Mi abuela paterna se llamaba Isabel. Siguiendo el ejemplo de Sta. Isabel de Hungría, buscaba en las calles de mi natal San Bernardo a pobres, mendigos y harapientos, los hacía entrar a casa, les lavaba los pies, los alimentaba y vestía. Honraba así una tradición y cultura de la hospitalidad oriental (“el huésped del árabe es sagrado”). Y entendía con eso pagar en reciprocidad la acogida hospitalaria que su familia -huyendo de la pobreza e incertidumbre reinantes en su Belén natal- encontró en Chile. Nuestra casa estaba por eso siempre llena de huéspedes, algunos en forma permanente. No se hablaba de gastos o molestias: era una riqueza y una obligación, cumplida con incondicional amor. El huésped del árabe, ahora el huésped del chileno, seguía y seguirá siendo sagrado.
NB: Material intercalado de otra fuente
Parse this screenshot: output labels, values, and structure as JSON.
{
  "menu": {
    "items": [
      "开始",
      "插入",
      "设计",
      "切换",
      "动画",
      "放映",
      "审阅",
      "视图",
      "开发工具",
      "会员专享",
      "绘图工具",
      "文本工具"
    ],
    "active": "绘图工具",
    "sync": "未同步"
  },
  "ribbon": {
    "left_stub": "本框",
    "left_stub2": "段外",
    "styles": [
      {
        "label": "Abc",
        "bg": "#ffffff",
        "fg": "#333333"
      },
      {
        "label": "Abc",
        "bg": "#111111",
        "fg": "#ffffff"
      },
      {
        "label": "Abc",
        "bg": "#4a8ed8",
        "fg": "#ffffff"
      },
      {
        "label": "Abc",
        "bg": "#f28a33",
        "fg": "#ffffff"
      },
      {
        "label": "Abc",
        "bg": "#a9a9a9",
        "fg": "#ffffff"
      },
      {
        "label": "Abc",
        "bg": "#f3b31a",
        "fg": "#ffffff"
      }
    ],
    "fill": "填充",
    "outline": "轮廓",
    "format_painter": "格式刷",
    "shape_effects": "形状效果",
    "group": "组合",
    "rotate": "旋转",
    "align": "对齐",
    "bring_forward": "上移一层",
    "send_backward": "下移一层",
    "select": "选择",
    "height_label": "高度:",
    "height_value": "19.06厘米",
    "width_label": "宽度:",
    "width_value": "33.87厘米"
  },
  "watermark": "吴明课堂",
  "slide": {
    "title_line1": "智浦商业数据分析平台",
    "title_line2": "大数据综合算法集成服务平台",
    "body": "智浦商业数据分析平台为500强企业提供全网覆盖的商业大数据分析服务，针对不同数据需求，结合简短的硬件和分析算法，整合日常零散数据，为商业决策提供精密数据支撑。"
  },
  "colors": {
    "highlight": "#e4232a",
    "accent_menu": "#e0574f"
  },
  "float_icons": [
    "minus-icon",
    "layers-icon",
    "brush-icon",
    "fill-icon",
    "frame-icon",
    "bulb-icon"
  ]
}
Por eso nos duele tanto contemplar a diario el drama de refugiados e inmigrantes que no encuentran un lugar seguro para al menos sobrevivir. Al no poseer, y ni siquiera pisar un trozo de tierra donde echar raíces, fundar una familia, respirar libertad y oxigenar su esperanza, se echan al mar y suelen morir en la travesía. ONU nos dice que son 55 millones, a los que hay que sumar los más de 5 millones de palestinos sin hogar. Un drama humanitario. Flagelo estremecedor y estigmatizador de la familia humana, que lo genera, lo permite y en lugar de remediarlo lo empeora levantando muros, fulminando prohibiciones y agitando oleadas de discriminatoria hostilidad. El “hospes” (huésped, viajero, forastero, extranjero) se ha convertido en “hostis” (enemigo público, enemigo de guerra). La hospitalidad cede el paso a la hostilidad. No es un truco semántico. Es inhumana tragedia ética.
Por ley natural, todo ser humano (“humus” significa tierra) tiene derecho a aposentarse en un suelo que cobije su intimidad, asegure su identidad y haga posible su libertad. La ley divina, compartida por todos los pueblos del Libro (judíos, musulmanes, cristianos) urge abrir las puertas al forastero y al peregrino. Lo hizo ejemplarmente Abraham y mereció ser fecundo en Sara. Moisés incansablemente inculcó a su pueblo: “recuerda que fuiste forastero en Egipto”. Cristo mismo, con María y José, fue refugiado en Egipto, salvándose así del exterminio decretado por el cruel Herodes. Más tarde disfrutó de la generosa hospitalidad que Lázaro, Marta y María le brindaron en Betania. Y la retribuyó resucitando a Lázaro, 4 días después de su muerte. En el listado de requisitos que nos dejó para entrar al cielo mencionó expresamente: “fui forastero y me acogiste”. El huésped, el “hospes”, no es un “hostis”. El huésped es Cristo. Acogerlo con generosidad y paz se recompensa con vida eterna.
Haz de tu casa una nueva Betania. Llevas dentro de ti, como huésped, al Espíritu Santo. Dales a tus huéspedes el amor, alimento y aliento de tu divino Huésped.